La protea es una planta que necesita una exposición bastante prolongada al sol. Por eso, es mejor ponerlas en el exterior si contamos con un balcón, terraza o jardín. Las flores crecen mucho antes, y resistente mejor que en interiores oscuros. Para su mantenimiento anota bien estos pequeños trucos:  

  • Es importante contar con un buen abono para que florezcan bien las proteas. Este tipo de plantas se pueden trasplantar sin problema.  
  • En cuanto al riego, este debe ser moderado y conviene esperar a que la tierra se seque antes de regar de nuevo. Son plantas bastantes resistentes a la sequía.  
  • Debemos utilizar productos que eviten que plagas como la araña roja se introduzcan en la protea y la perjudiquen.  

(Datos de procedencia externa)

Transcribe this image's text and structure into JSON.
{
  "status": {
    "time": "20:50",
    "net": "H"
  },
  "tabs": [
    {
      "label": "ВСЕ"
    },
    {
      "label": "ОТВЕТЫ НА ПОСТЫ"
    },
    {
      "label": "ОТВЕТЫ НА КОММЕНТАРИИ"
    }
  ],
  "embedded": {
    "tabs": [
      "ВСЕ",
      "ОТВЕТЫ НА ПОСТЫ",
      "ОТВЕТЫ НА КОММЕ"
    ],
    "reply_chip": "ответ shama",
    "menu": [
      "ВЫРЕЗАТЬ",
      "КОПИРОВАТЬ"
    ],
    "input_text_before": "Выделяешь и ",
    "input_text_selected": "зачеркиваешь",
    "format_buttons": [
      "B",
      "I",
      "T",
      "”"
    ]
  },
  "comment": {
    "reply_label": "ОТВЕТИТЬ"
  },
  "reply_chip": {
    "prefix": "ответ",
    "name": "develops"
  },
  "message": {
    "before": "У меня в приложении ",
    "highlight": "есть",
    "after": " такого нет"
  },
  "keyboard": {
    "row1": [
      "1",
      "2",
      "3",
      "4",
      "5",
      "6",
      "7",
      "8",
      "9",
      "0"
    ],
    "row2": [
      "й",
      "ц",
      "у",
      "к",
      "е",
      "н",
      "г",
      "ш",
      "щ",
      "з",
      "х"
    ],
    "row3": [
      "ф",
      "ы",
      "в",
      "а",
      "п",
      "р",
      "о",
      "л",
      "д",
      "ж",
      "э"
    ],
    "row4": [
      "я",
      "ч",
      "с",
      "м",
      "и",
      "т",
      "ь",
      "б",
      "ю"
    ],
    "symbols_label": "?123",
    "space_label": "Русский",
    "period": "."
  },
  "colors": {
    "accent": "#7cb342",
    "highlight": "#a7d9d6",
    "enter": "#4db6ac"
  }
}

Protea como decoración de casa

La protea se ha popularizado tanto que ya no solo la vemos sobre la mesa para decorar sino también en algunas composiciones decorativas. En la pared, la protea ha adquirido un gran protagonismo. Algunos de los elementos más comunes son los papeles pintados, y los cuadros, que podemos ver integrados en diferentes estilos.  

Pero no solo los elementos decorativos de pared son los más deseados, también los textiles. Las fundas de cojín con estampado de protea se han convertido en un imprescindible en los sofás. Ayudan a dar vida y un nuevo aire a cualquier sofá. Nos gusta verlos sobre todo en sofás con tonos más oscuros ya que ayuda a darles más vida. Pero además, de los textiles como cojines hay otros donde la protea se ha convertido en tendencia: la ropa de cama y los cabeceros tapizados. Sobre todo si contamos con un dormitorio blanco, este tipo de estampados nos ayudará a conseguir un ambiente mucho más colorido. Además, no romperemos con la estética de calma y tranquilidad que todo dormitorio debe tener.